I wrote earlier about how my husband and I became debt-free, paying off $30,000 in debt in less than one year. We don’t ever want to be in debt again. “Debt free” truly means freedom, and I enjoy the flexibility we now have.
That’s not to say all debt is bad. Some people will argue that debt is a tool, and I completely agree… in certain cases. Organizations like Kiva arrange microloans to help people in developing countries earn income for their families. Those stories are inspiring, and I love that those loans are available.
That is how debt can be used as a tool: when it’s used for building income, not when it’s used for personal consumption. After you’ve eaten that restaurant meal or grown tired of the new shirt, you don’t have much to show for that raging credit card bill.
Spending wisely is about choosing to spend with discernment and discipline. Once you’ve made that personal decision, there are cash-only plans, budgeting tools, coupons, sales… all kinds of methods to help you stay in control of your spending.

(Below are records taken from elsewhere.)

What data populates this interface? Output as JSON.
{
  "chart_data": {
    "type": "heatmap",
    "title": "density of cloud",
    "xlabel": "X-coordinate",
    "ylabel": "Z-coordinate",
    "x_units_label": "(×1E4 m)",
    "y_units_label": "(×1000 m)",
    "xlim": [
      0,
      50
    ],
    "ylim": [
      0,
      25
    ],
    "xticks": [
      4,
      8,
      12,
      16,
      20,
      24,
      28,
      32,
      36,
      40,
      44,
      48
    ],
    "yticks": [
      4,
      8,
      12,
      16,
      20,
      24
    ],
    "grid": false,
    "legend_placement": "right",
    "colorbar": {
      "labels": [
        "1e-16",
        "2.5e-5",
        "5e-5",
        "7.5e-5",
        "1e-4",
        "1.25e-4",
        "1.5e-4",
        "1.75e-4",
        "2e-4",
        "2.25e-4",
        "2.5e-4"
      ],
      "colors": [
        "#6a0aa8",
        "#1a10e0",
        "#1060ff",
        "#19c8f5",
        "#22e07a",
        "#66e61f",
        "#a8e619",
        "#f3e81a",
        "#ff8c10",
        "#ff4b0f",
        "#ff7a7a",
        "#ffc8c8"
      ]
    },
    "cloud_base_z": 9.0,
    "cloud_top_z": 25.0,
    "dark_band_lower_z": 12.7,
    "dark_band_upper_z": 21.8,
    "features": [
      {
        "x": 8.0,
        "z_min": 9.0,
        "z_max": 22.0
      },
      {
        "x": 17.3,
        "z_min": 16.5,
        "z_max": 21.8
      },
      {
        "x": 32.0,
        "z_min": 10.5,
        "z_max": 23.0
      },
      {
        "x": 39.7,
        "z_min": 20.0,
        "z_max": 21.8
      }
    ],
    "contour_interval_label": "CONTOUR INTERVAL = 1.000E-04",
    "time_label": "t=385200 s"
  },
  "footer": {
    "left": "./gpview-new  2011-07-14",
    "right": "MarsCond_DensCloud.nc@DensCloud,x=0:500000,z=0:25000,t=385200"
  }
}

Our family does a No Spend Month every July in which we limit our spending to $250 for the entire month. (We’re doing it this year too if you want to join in.) During that month we keep to a strict limit, but even then the goal is not to stop spending money completely:
The true goal for No Spend Month is to practice making expenditures planned and purposeful, rather than impulsive and temporarily satisfying. Because it’s not about the $250, or whatever the budget may be, it’s about good habits and a clear perspective.
Does all this mean we should never enjoy ourselves and should only buy what we need? Of course not, but let’s keep in mind how discipline helps us to enjoy things more: the first ice cream cone tastes really great — the tenth, not so much.